Fênix will use its best efforts to ensure the ongoing development of the Software, including the correction of errors and its updating in order to make it compatible with new versions of the Main Program.
 
14.1.  SAAS Mode:

By purchasing a subscription license to the Software, the cost of the BREP is included in the monthly fee, so they will automatically have access to the relevant updates.
 
14.2.  ON PREMISE mode: 

14.2.1.  When purchasing an ON-PREMISE license of the Software, contracting the BREP will be mandatory during the first year (the “Initial Update Term”). This will mean an amount equivalent to 20% of the total value of the license to the retail price.
 
14.2.2.  The Initial Update Term shall be renewed at its end for successive periods of one year unless the End Customer has communicated to their Partner, at least three months in advance, in an authoritative manner, their desire not to renew it.
 
14.2.3.  Should the End Customer decide not to renew the BREP, the End Customer will not be able to increase the number of licenses nor change any additional feature of it.
 
14.3.  In the event that, after a period of not contracting the BREP, the End Customer wishes to contract it again, they must pay the annual instalments covering the period for which it was not contracted.
 
14.4.  The End Customer acknowledges that updates to the Software may not work with the End Customer’s hardware, the add-on, third-party Software, or the custom adjustments or modifications.
 
14.5.  The use of the updates is the sole responsibility of the End Customer, and Fênix cannot be held responsible under any circumstance for any problem or inconvenience that the updates may cause.
 
15.  Transfer of the License or Agreement
 
Both the Software and this Agreement as well as any media on which it exists are non-transferable
 
16.  Verification of the authenticity of the Software 

The End Customer can demonstrate their right to use the Software in any of the following ways: (i) through a license certificate issued by Fênix or by a third party designated by Fênix; (ii) through a written license agreement, should such an agreement have been established; (iii) through the presentation of an email sent to Fênix which includes the details of the License.
 
17.  Notifications 

All notifications, Software and the Documentation being returned must be sent to: fenix@fenixconsultoria.com.
 
18.  Applicable legislation 

This Agreement shall be governed by and interpreted in accordance with the laws of Brazil.
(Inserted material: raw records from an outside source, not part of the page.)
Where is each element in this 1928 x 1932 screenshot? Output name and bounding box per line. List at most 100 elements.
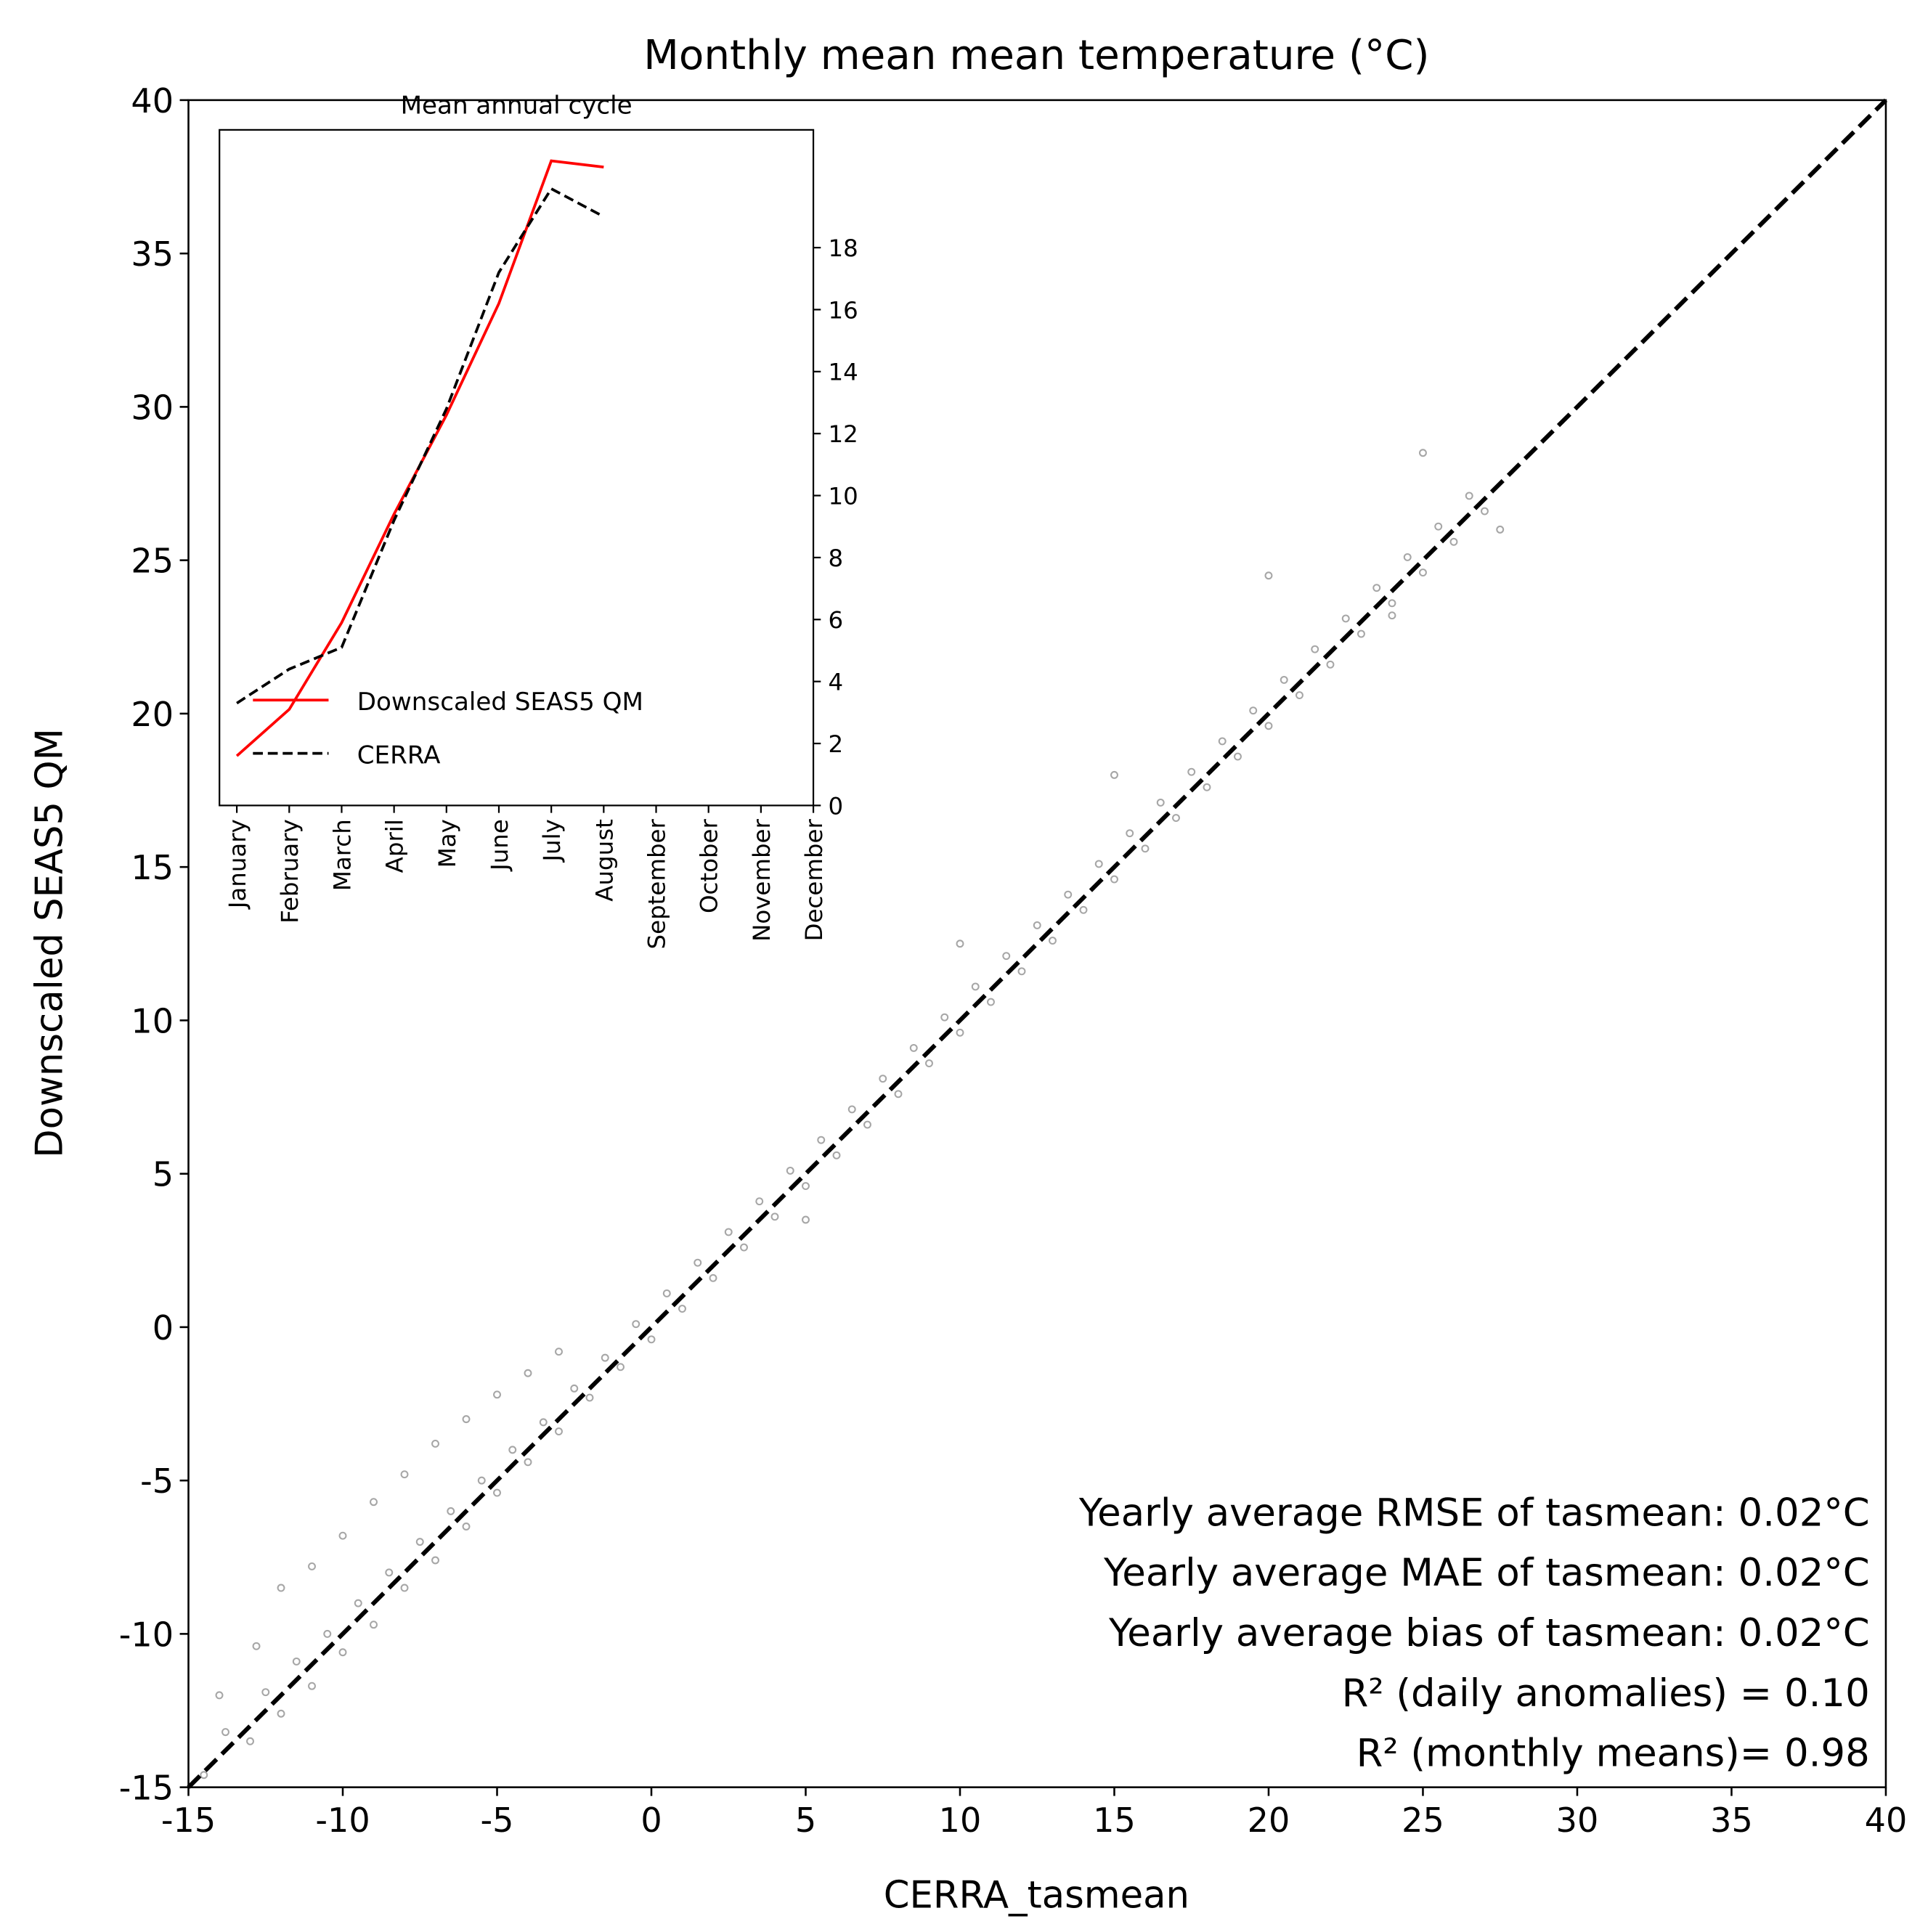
scatter-point <box>1110 770 1118 779</box>
x-tick-label: 25 <box>1402 1801 1444 1840</box>
scatter-point <box>1002 952 1011 961</box>
scatter-point <box>277 1583 285 1592</box>
scatter-point <box>1156 798 1165 807</box>
annotation: R² (daily anomalies) = 0.10 <box>1342 1671 1870 1716</box>
y-tick-label: 5 <box>152 1155 174 1194</box>
scatter-point <box>477 1476 486 1485</box>
x-tick-label: February <box>276 819 304 924</box>
x-tick-label: 15 <box>1093 1801 1136 1840</box>
plot-frame <box>187 99 1887 1788</box>
scatter-point <box>447 1507 455 1515</box>
y-tick-label: 0 <box>152 1308 174 1348</box>
x-tick-label: July <box>538 819 566 863</box>
scatter-point <box>817 1136 826 1144</box>
scatter-point <box>909 1043 918 1052</box>
scatter-point <box>323 1629 332 1638</box>
y-tick-label: 8 <box>829 545 844 572</box>
scatter-point <box>462 1523 471 1530</box>
scatter-point <box>1449 537 1458 546</box>
scatter-point <box>1481 507 1489 515</box>
y-tick-label: 20 <box>131 695 174 734</box>
identity-line <box>187 98 1888 1789</box>
scatter-point <box>508 1446 517 1454</box>
scatter-point <box>925 1059 933 1068</box>
scatter-point <box>1465 492 1473 500</box>
y-tick-label: -10 <box>119 1615 174 1654</box>
chart-title: Monthly mean mean temperature (°C) <box>643 32 1429 79</box>
scatter-point <box>647 1335 656 1344</box>
scatter-point <box>755 1197 764 1206</box>
x-tick-label: April <box>381 819 409 873</box>
scatter-point <box>971 982 980 991</box>
y-tick-label: -5 <box>140 1462 174 1501</box>
scatter-point <box>252 1642 261 1650</box>
scatter-point <box>1094 860 1103 868</box>
scatter-point <box>1187 767 1196 776</box>
x-tick-label: December <box>800 819 828 942</box>
scatter-point <box>1234 752 1242 761</box>
x-tick-label: -15 <box>161 1801 216 1840</box>
scatter-point <box>1496 525 1505 534</box>
scatter-point <box>724 1228 733 1236</box>
scatter-point <box>1110 875 1118 884</box>
scatter-point <box>1172 814 1180 823</box>
scatter-point <box>1419 449 1427 457</box>
scatter-point <box>1017 967 1026 976</box>
scatter-point <box>1434 522 1443 531</box>
annotation: R² (monthly means)= 0.98 <box>1356 1732 1870 1776</box>
x-tick-label: 10 <box>939 1801 982 1840</box>
inset-title: Mean annual cycle <box>401 91 633 121</box>
y-tick-label: 35 <box>131 235 174 274</box>
x-tick-label: 40 <box>1865 1801 1908 1840</box>
scatter-point <box>524 1369 532 1377</box>
scatter-point <box>308 1562 316 1570</box>
scatter-point <box>632 1320 640 1329</box>
scatter-point <box>1403 553 1412 561</box>
scatter-point <box>1295 691 1303 700</box>
y-tick-label: 30 <box>131 388 174 427</box>
scatter-point <box>802 1215 810 1224</box>
scatter-point <box>1326 660 1335 669</box>
scatter-point <box>246 1737 254 1745</box>
scatter-point <box>354 1599 362 1607</box>
y-tick-label: -15 <box>119 1769 174 1808</box>
scatter-point <box>678 1305 686 1313</box>
scatter-point <box>221 1728 229 1737</box>
scatter-point <box>277 1709 285 1718</box>
scatter-point <box>292 1657 301 1666</box>
inset-background <box>219 129 815 807</box>
y-tick-label: 6 <box>829 606 844 634</box>
x-tick-label: January <box>224 819 251 910</box>
scatter-point <box>1419 568 1427 577</box>
legend-label: Downscaled SEAS5 QM <box>357 688 643 717</box>
scatter-point <box>400 1583 409 1592</box>
scatter-point <box>786 1166 794 1175</box>
x-tick-label: -10 <box>315 1801 370 1840</box>
scatter-point <box>585 1393 594 1402</box>
scatter-point <box>662 1289 671 1297</box>
scatter-point <box>338 1531 347 1540</box>
x-axis-label: CERRA_tasmean <box>884 1873 1189 1917</box>
x-tick-label: May <box>434 819 461 868</box>
scatter-point <box>1388 611 1396 620</box>
scatter-point <box>617 1363 625 1371</box>
y-tick-label: 40 <box>131 81 174 121</box>
x-tick-label: August <box>590 819 618 902</box>
scatter-point <box>1341 614 1350 623</box>
scatter-point <box>1033 921 1041 929</box>
scatter-point <box>987 998 995 1006</box>
scatter-point <box>431 1439 439 1448</box>
scatter-point <box>462 1415 471 1424</box>
x-tick-label: June <box>486 819 513 872</box>
annotation: Yearly average MAE of tasmean: 0.02°C <box>1103 1551 1870 1595</box>
x-tick-label: September <box>643 819 670 950</box>
scatter-point <box>1203 783 1211 791</box>
scatter-point <box>555 1427 563 1436</box>
scatter-point <box>1218 737 1227 746</box>
scatter-point <box>956 939 964 948</box>
y-tick-label: 14 <box>829 359 858 386</box>
scatter-point <box>524 1458 532 1467</box>
scatter-point <box>1280 675 1288 684</box>
scatter-point <box>879 1075 887 1083</box>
In this Agreement, the End Customer and Fênix accept that the principles of conflict of laws and the United Nations Convention on Contracts for the International Sale of Goods will not apply.
The Parties agree to submit any disagreement or dispute that they assert to the courts and tribunals of the city of Rio de Janeiro.
 
19.  General provisions 

If any provision of this Agreement is invalid or inapplicable, it will not affect the validity of the other provisions of the Agreement, which will remain valid and enforceable under the conditions set forth herein. Revisions to this Agreement may only be made in writing and must be signed either by a representative authorized by Fênix or by a person expressly authorized to act on their behalf as provided by the provisions of a power of attorney.
This Agreement supersedes any prior negotiation, discussion, undertaking, communication or publicity regarding the Software.

20.  For Payment

BRL Real will be used, converted by the US Dollar, provided by Central Bank Brazil. The Quote used will be the closing PTAX the day Before License Purchase(Invoice Date). In Case of Holidays the last PTAX quote will be used.